In the middle of the lockdown, I remember seeing two old men seating on a bench as I walked my dog. They sat on opposite ends, talking under a tree. They shouldn’t have been there — the 6 pm bulletin by the Civil Protection had become a regular appointment, a litany of death and trauma. Experts advised elderly people to stay home and some would have thought they were being irresponsible — it wasn’t safe, or wise, for them to be there. As I got closer to them, I realized they knew this — they were looking for some company, someone to talk to, they were lonely.

This was something we all felt during the pandemic — we were all lonely to some extent, although we, the younger generations, knew how to use technology to compensate for being alone — Zoom and House Party became part of our daily lives. Mental health, depression and anxiety have been an invisible killer in this global crisis and Italians seemed to strive to fill the void that vanished communities, silent bars, closed schools had left in their lives. They drew rainbows on their windows and pavements, sang from their balconies and shared love messages while isolated.
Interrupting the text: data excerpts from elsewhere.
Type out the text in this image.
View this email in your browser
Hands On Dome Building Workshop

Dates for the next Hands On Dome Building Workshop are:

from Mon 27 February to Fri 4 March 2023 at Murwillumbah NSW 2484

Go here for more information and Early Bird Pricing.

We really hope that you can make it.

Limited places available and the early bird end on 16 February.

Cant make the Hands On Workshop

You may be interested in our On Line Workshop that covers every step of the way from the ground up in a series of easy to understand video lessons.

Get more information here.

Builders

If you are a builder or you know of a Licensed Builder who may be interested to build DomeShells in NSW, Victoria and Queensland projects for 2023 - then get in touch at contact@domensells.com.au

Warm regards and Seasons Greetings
Balconies became a symbol of Italians’ attempt to bridge this social distance and to give space to social relationships.

Ph. Alberto Lingria — Reuters

Urban lifestyle after Covid-19

At the time of writing, Milan reopened its streets and fear has started to wane from our city. The urban life faces the challenge of enforcing physical distancing — staying physically far from one another — without causing social distancing — staying emotionally, personally, socially close. Streets will be the new homes of our social life, and with less space for cars, the human scale looks poised for becoming the new core or our cities. With a new identity, perhaps more in harmony with nature, the environment and health, cities will keep being the place where we can thrive together.

And Milan could rediscover a new identity founded on new values such as mobility, time and community. As Monocle Magazine’s The Urbanist puts it, “Cities are cities because they have got people in them, and people need to come together to make cities come alive.” We need to come back together one day, and in Milan, we hope we will do it unfolding streets of new lives and encounters.